Whilst pottering around yesterday, I was thrilled to see the annual return of an old friend to the garden.
The Peacock Butterfly (Inachis Io), is a familiar sight in gardens up and down the British Isles. Fluttering from bloom to bloom, my peacock acquaintance circled me several times to inquire as to Why I was removing a delicious dandelion from the borders? Why I was mowing the lawn in that direction? and Why I was unpacking stored Dahlia tubers from a wooden crate? Jeepers creepers, they really are the most inquisitive of creatures.
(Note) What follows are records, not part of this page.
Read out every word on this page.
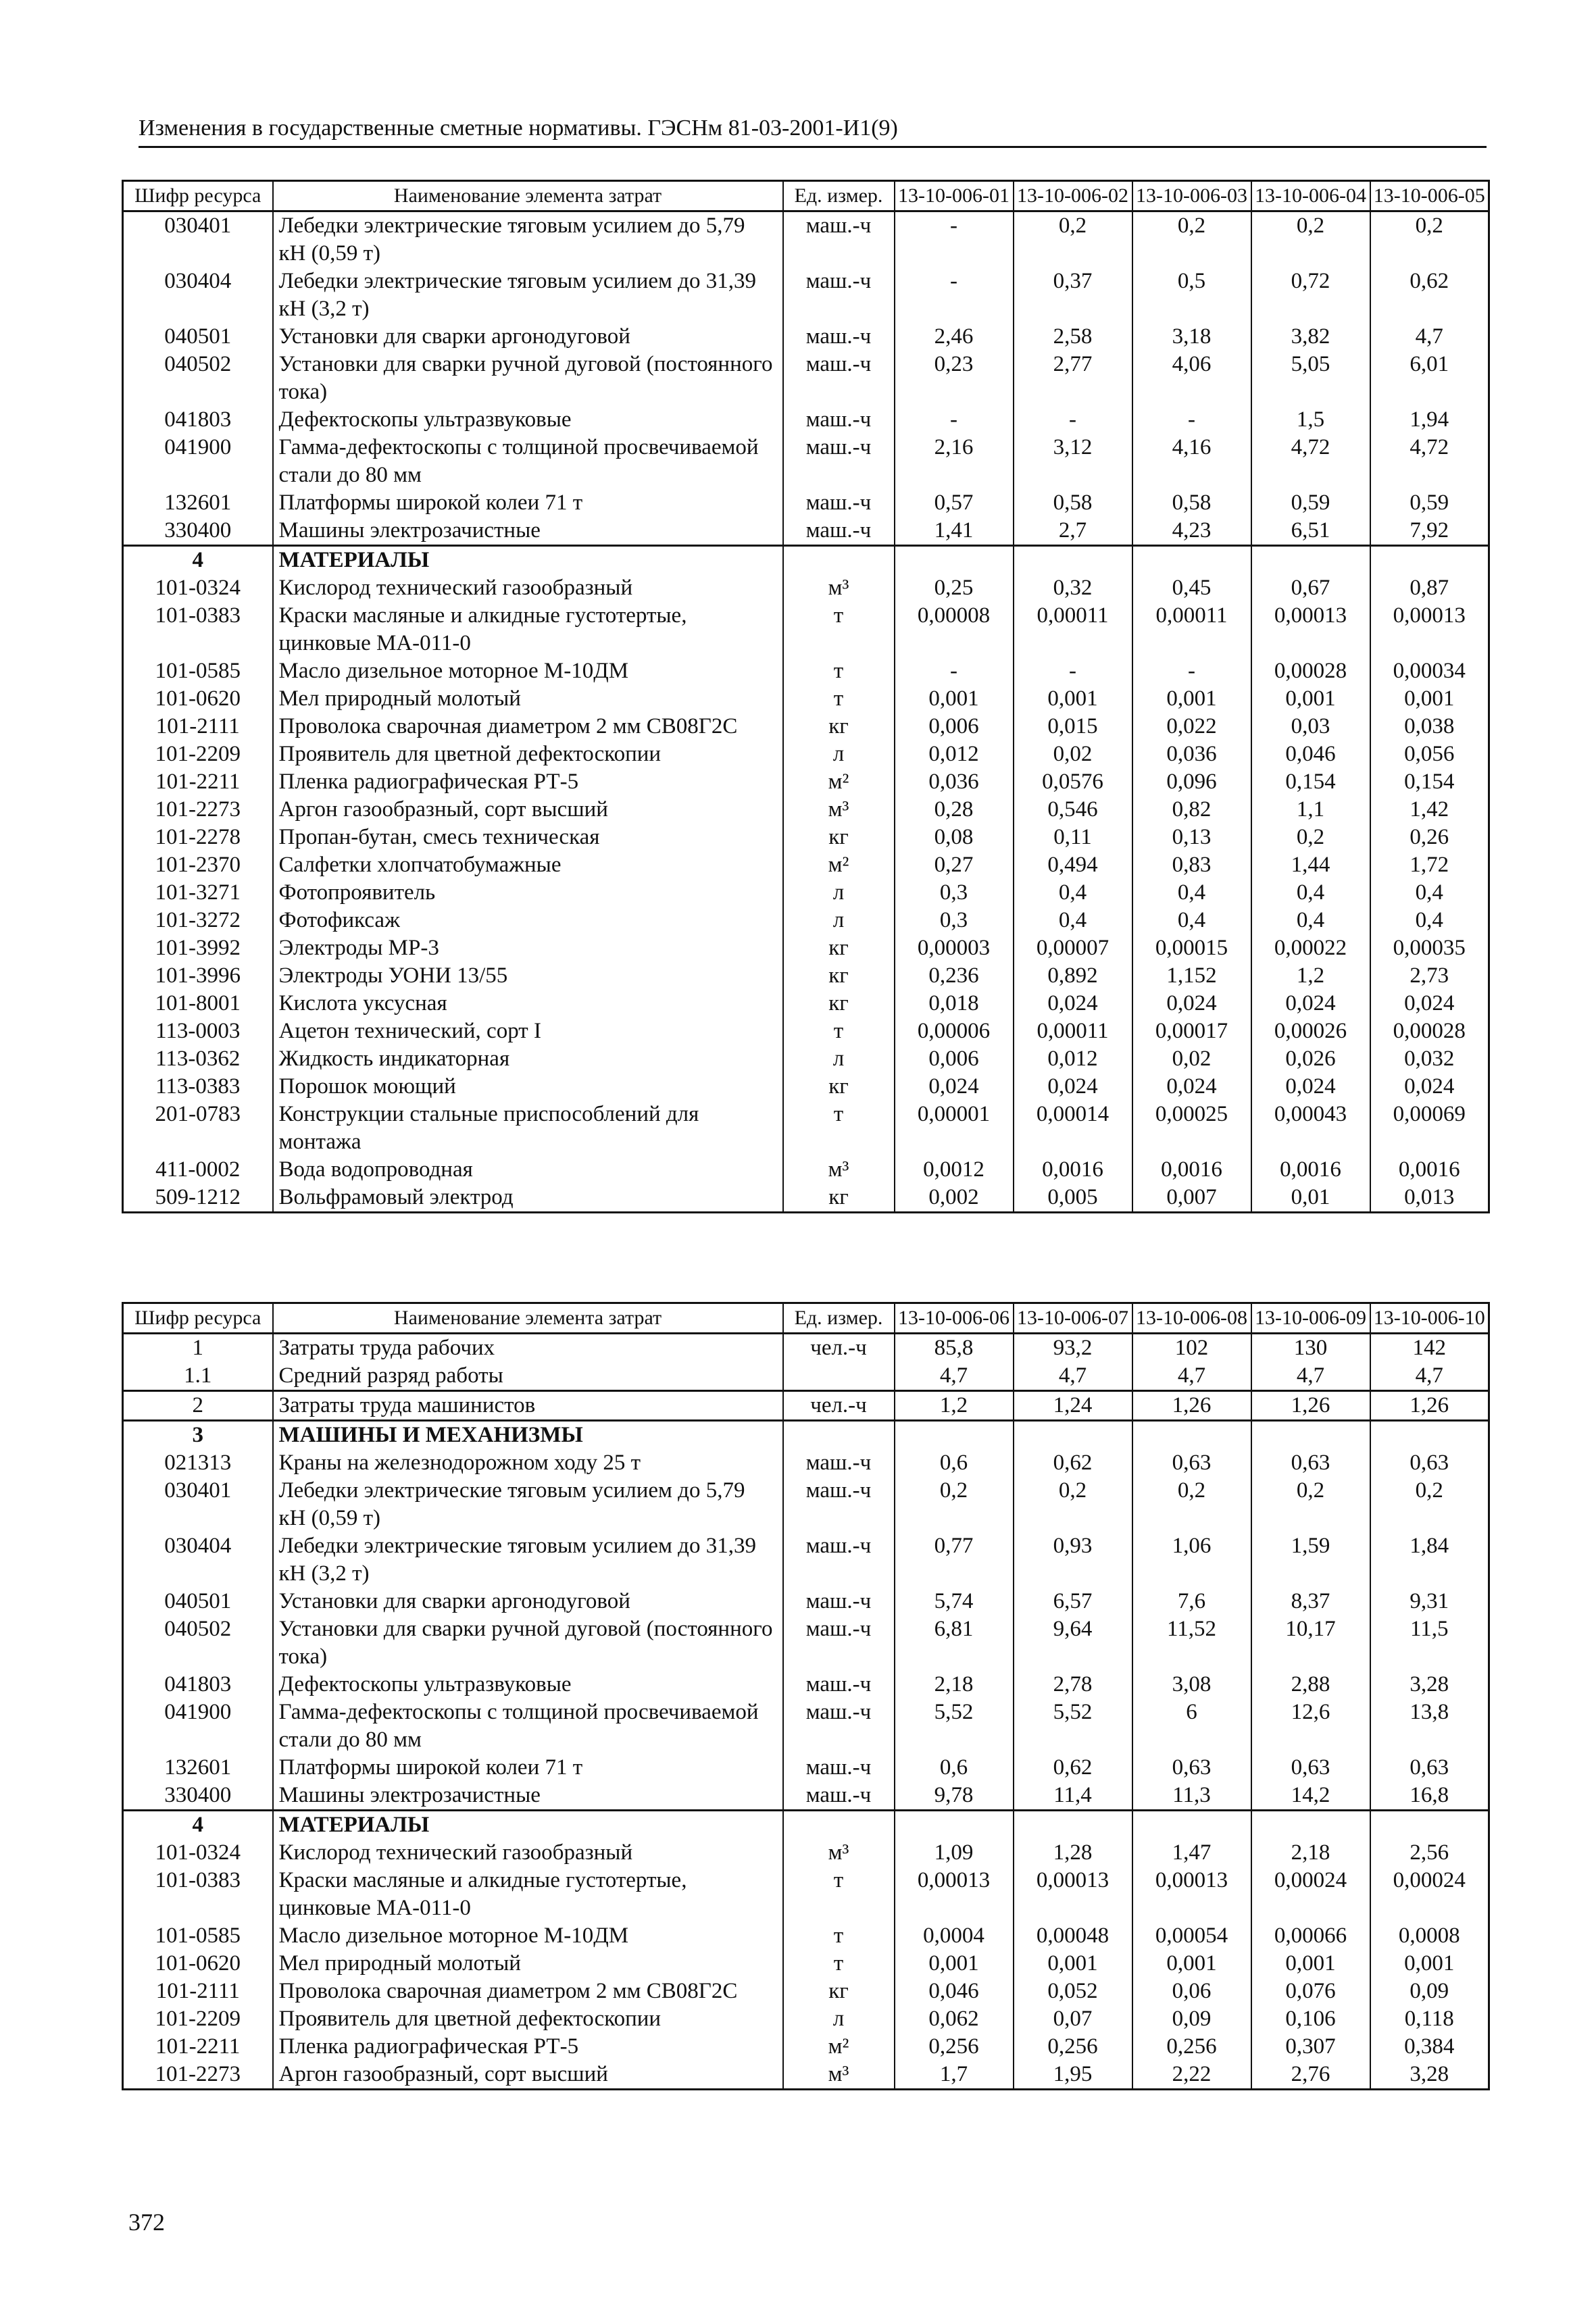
Изменения в государственные сметные нормативы. ГЭСНм 81-03-2001-И1(9)
Шифр ресурса	Наименование элемента затрат	Ед. измер.	13-10-006-01	13-10-006-02	13-10-006-03	13-10-006-04	13-10-006-05
030401	Лебедки электрические тяговым усилием до 5,79 кН (0,59 т)	маш.-ч	-	0,2	0,2	0,2	0,2
030404	Лебедки электрические тяговым усилием до 31,39 кН (3,2 т)	маш.-ч	-	0,37	0,5	0,72	0,62
040501	Установки для сварки аргонодуговой	маш.-ч	2,46	2,58	3,18	3,82	4,7
040502	Установки для сварки ручной дуговой (постоянного тока)	маш.-ч	0,23	2,77	4,06	5,05	6,01
041803	Дефектоскопы ультразвуковые	маш.-ч	-	-	-	1,5	1,94
041900	Гамма-дефектоскопы с толщиной просвечиваемой стали до 80 мм	маш.-ч	2,16	3,12	4,16	4,72	4,72
132601	Платформы широкой колеи 71 т	маш.-ч	0,57	0,58	0,58	0,59	0,59
330400	Машины электрозачистные	маш.-ч	1,41	2,7	4,23	6,51	7,92
4	МАТЕРИАЛЫ						
101-0324	Кислород технический газообразный	м³	0,25	0,32	0,45	0,67	0,87
101-0383	Краски масляные и алкидные густотертые, цинковые МА-011-0	т	0,00008	0,00011	0,00011	0,00013	0,00013
101-0585	Масло дизельное моторное М-10ДМ	т	-	-	-	0,00028	0,00034
101-0620	Мел природный молотый	т	0,001	0,001	0,001	0,001	0,001
101-2111	Проволока сварочная диаметром 2 мм СВ08Г2С	кг	0,006	0,015	0,022	0,03	0,038
101-2209	Проявитель для цветной дефектоскопии	л	0,012	0,02	0,036	0,046	0,056
101-2211	Пленка радиографическая РТ-5	м²	0,036	0,0576	0,096	0,154	0,154
101-2273	Аргон газообразный, сорт высший	м³	0,28	0,546	0,82	1,1	1,42
101-2278	Пропан-бутан, смесь техническая	кг	0,08	0,11	0,13	0,2	0,26
101-2370	Салфетки хлопчатобумажные	м²	0,27	0,494	0,83	1,44	1,72
101-3271	Фотопроявитель	л	0,3	0,4	0,4	0,4	0,4
101-3272	Фотофиксаж	л	0,3	0,4	0,4	0,4	0,4
101-3992	Электроды МР-3	кг	0,00003	0,00007	0,00015	0,00022	0,00035
101-3996	Электроды УОНИ 13/55	кг	0,236	0,892	1,152	1,2	2,73
101-8001	Кислота уксусная	кг	0,018	0,024	0,024	0,024	0,024
113-0003	Ацетон технический, сорт I	т	0,00006	0,00011	0,00017	0,00026	0,00028
113-0362	Жидкость индикаторная	л	0,006	0,012	0,02	0,026	0,032
113-0383	Порошок моющий	кг	0,024	0,024	0,024	0,024	0,024
201-0783	Конструкции стальные приспособлений для монтажа	т	0,00001	0,00014	0,00025	0,00043	0,00069
411-0002	Вода водопроводная	м³	0,0012	0,0016	0,0016	0,0016	0,0016
509-1212	Вольфрамовый электрод	кг	0,002	0,005	0,007	0,01	0,013
Шифр ресурса	Наименование элемента затрат	Ед. измер.	13-10-006-06	13-10-006-07	13-10-006-08	13-10-006-09	13-10-006-10
1	Затраты труда рабочих	чел.-ч	85,8	93,2	102	130	142
1.1	Средний разряд работы		4,7	4,7	4,7	4,7	4,7
2	Затраты труда машинистов	чел.-ч	1,2	1,24	1,26	1,26	1,26
3	МАШИНЫ И МЕХАНИЗМЫ						
021313	Краны на железнодорожном ходу 25 т	маш.-ч	0,6	0,62	0,63	0,63	0,63
030401	Лебедки электрические тяговым усилием до 5,79 кН (0,59 т)	маш.-ч	0,2	0,2	0,2	0,2	0,2
030404	Лебедки электрические тяговым усилием до 31,39 кН (3,2 т)	маш.-ч	0,77	0,93	1,06	1,59	1,84
040501	Установки для сварки аргонодуговой	маш.-ч	5,74	6,57	7,6	8,37	9,31
040502	Установки для сварки ручной дуговой (постоянного тока)	маш.-ч	6,81	9,64	11,52	10,17	11,5
041803	Дефектоскопы ультразвуковые	маш.-ч	2,18	2,78	3,08	2,88	3,28
041900	Гамма-дефектоскопы с толщиной просвечиваемой стали до 80 мм	маш.-ч	5,52	5,52	6	12,6	13,8
132601	Платформы широкой колеи 71 т	маш.-ч	0,6	0,62	0,63	0,63	0,63
330400	Машины электрозачистные	маш.-ч	9,78	11,4	11,3	14,2	16,8
4	МАТЕРИАЛЫ						
101-0324	Кислород технический газообразный	м³	1,09	1,28	1,47	2,18	2,56
101-0383	Краски масляные и алкидные густотертые, цинковые МА-011-0	т	0,00013	0,00013	0,00013	0,00024	0,00024
101-0585	Масло дизельное моторное М-10ДМ	т	0,0004	0,00048	0,00054	0,00066	0,0008
101-0620	Мел природный молотый	т	0,001	0,001	0,001	0,001	0,001
101-2111	Проволока сварочная диаметром 2 мм СВ08Г2С	кг	0,046	0,052	0,06	0,076	0,09
101-2209	Проявитель для цветной дефектоскопии	л	0,062	0,07	0,09	0,106	0,118
101-2211	Пленка радиографическая РТ-5	м²	0,256	0,256	0,256	0,307	0,384
101-2273	Аргон газообразный, сорт высший	м³	1,7	1,95	2,22	2,76	3,28
372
Although renowned for feasting on nettles, dandelions and thistles, my fervent weeding leaves the butterflies no option but to find alternative nectar within the garden. Erysimum seems to be their current plat du jour where they can be found throughout the morning, face-down, slurping and gorging themselves on its sugary nectar.
Males set up territories around midday, often on the sunniest side of the garden, leaning against a tree where they nonchalantly chew gum whilst waiting for a passing female. If they encounter a male, the territorial resident will see him off briskly. When a female is found, he will then go through an extended courtship chase before she allows him to mate. He must demonstrate high-performance, top gun flight capabilities if he is to have any chance of cancelling his membership to match.com
The infamous eye spots are one of the Peacock butterfly's primary defense mechanisms, which they flash to warn off hungry blue tits or other avian predators. It is also able to produce a rather effective and defensive hissing noise by rubbing its wings together, that is apparently audible to the human ear. I haven't witnessed this behaviour to date, no doubt I'll be found leaning into the borders over the coming weeks, with a cupped hand behind my ear.
One can only assume that after such a hectic day that the Peacock butterfly hits the sack early to prepare for another tomorrow full of adventures. So bear a thought for my diaphanous winged friends this Springtime and take the time to say hello, it ain't that easy being a butterfly.